Ggoobi also expressed caution noting that the government will be more stringent as it aims at managing its public debt curve.

“Debt will never get out of hand because we are sober; in every ministry of government people are scratching their heads to manage their budgets,” he said.

He said, as of June 2021, Uganda’s debt to GDP ratio was 47%, it is projected to rise to 51.6%, 52.4% in 2022, 2023 respectively before declining to around 50% in 2024/25.

In general, government will adopt a new strategy of borrowing to fund development/infrastructure projects, and that tax revenue will fund the other areas in the budget in the coming financial years.


Jibran Qureishi, the Head Economic Research at Standard Bank said, unlike the infrastructure development model, the government’s Parish Model is likely to lead to financial inclusion and contribute positively to social-economic transformation.

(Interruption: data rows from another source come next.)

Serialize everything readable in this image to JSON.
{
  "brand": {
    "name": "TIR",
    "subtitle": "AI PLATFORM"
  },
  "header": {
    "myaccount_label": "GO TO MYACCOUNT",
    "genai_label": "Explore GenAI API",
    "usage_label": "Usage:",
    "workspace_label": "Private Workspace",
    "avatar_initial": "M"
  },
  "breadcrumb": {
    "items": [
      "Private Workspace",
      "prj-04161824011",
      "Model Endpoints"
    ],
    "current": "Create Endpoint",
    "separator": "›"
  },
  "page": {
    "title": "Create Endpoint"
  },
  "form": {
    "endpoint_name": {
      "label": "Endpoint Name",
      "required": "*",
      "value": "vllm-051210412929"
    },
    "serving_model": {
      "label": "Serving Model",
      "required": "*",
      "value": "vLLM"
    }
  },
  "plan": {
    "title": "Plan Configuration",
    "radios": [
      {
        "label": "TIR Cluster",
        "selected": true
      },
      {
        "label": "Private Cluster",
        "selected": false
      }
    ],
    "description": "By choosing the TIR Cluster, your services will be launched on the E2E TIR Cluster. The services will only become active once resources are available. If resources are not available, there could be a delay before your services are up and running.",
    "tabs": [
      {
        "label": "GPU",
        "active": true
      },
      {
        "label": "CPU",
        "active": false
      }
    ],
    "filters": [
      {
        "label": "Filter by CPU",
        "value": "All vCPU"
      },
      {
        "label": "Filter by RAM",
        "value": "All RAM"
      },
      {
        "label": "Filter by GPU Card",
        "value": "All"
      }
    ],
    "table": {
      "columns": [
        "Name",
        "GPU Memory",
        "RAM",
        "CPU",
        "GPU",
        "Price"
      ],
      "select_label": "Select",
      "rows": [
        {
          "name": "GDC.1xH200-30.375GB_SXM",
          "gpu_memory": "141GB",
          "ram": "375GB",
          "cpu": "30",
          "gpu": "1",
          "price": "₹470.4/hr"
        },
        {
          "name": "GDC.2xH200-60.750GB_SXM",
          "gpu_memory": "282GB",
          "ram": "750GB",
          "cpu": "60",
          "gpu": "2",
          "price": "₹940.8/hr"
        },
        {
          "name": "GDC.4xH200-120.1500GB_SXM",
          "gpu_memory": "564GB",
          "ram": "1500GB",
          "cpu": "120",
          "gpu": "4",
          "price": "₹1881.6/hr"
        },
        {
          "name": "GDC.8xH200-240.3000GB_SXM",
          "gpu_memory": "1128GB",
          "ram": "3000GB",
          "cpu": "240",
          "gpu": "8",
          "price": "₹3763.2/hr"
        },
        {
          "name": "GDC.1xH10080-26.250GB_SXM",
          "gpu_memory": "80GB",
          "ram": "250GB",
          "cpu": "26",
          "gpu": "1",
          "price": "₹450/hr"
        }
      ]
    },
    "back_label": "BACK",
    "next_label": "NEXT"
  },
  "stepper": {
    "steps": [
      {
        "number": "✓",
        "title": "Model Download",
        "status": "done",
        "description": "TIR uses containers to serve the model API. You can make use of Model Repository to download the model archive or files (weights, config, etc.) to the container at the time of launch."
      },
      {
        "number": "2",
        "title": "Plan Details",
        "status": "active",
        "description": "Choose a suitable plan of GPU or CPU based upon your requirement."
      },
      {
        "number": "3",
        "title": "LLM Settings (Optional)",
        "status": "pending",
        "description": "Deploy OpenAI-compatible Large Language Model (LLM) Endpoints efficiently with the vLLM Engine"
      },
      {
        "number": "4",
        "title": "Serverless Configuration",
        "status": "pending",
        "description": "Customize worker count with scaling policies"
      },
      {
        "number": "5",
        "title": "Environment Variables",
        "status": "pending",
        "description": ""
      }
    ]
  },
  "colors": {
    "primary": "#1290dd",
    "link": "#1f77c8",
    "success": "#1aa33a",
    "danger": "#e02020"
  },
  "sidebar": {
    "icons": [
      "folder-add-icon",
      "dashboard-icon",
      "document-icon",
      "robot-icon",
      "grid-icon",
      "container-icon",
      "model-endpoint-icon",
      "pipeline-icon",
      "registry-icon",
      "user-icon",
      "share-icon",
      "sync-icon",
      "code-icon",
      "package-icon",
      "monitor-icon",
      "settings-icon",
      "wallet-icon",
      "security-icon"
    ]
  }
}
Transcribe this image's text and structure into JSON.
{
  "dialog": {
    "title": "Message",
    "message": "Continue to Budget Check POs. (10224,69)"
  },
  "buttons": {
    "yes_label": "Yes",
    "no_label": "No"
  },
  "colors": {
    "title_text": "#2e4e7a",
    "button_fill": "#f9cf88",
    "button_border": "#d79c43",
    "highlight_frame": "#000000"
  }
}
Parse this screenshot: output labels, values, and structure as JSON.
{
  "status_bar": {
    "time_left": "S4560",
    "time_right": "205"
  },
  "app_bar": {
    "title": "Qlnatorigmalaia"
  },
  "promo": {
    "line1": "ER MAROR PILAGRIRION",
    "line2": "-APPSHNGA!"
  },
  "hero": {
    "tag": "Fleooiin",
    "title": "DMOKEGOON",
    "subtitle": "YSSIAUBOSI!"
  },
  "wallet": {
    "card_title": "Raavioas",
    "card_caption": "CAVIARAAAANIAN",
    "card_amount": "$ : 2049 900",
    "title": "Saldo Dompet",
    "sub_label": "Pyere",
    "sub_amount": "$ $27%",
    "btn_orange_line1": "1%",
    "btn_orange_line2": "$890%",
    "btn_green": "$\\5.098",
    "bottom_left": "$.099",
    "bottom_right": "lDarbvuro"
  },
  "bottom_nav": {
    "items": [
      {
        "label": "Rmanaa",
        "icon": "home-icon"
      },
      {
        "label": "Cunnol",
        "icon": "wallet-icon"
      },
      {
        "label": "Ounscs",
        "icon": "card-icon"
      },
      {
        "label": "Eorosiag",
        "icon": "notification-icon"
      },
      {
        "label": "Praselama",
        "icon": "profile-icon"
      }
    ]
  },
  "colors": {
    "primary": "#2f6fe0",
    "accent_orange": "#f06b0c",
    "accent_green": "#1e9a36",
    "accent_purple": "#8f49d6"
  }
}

“The government’s move to reallocate resources to key development areas like agriculture is good news and will supplement other private and development sector initiatives to deliver tangible positive impact,” he said.

Richard Mubiru, a director at the Uganda Manufacturers Association said the government should work towards reducing the cost of doing business, enhancing exports, and ensuring that economic integration works.

Patrick Ayota, the Deputy Managing Director at National Social Security Fund (NSSF) said, their plan is to start implementing mid-term access (in line with the new National Social Security Fund Law) in March this year.

He said, a total of 100, 000 members qualify to access their savings under this arrangement amounting to approx. Shs900bn. “Once that money is injected into the economy aggregate demand might be higher and impact on price stability,” Ayota said.

This year’s economic forum was attended by approx. 700 people from the private sector, civil society, government, and academia both physically and virtually; with a high-level panel of economic thought-leaders moderated by Emma Mugisha, the Executive Director at Stanbic Bank Uganda.

Stanbic Bank Uganda organises this annual Economic Forum at the start of every year bringing together thought leaders to put in context factors that are likely to drive economic activity and growth in a particular year to help guide informed investment decisions by the bank’s clients.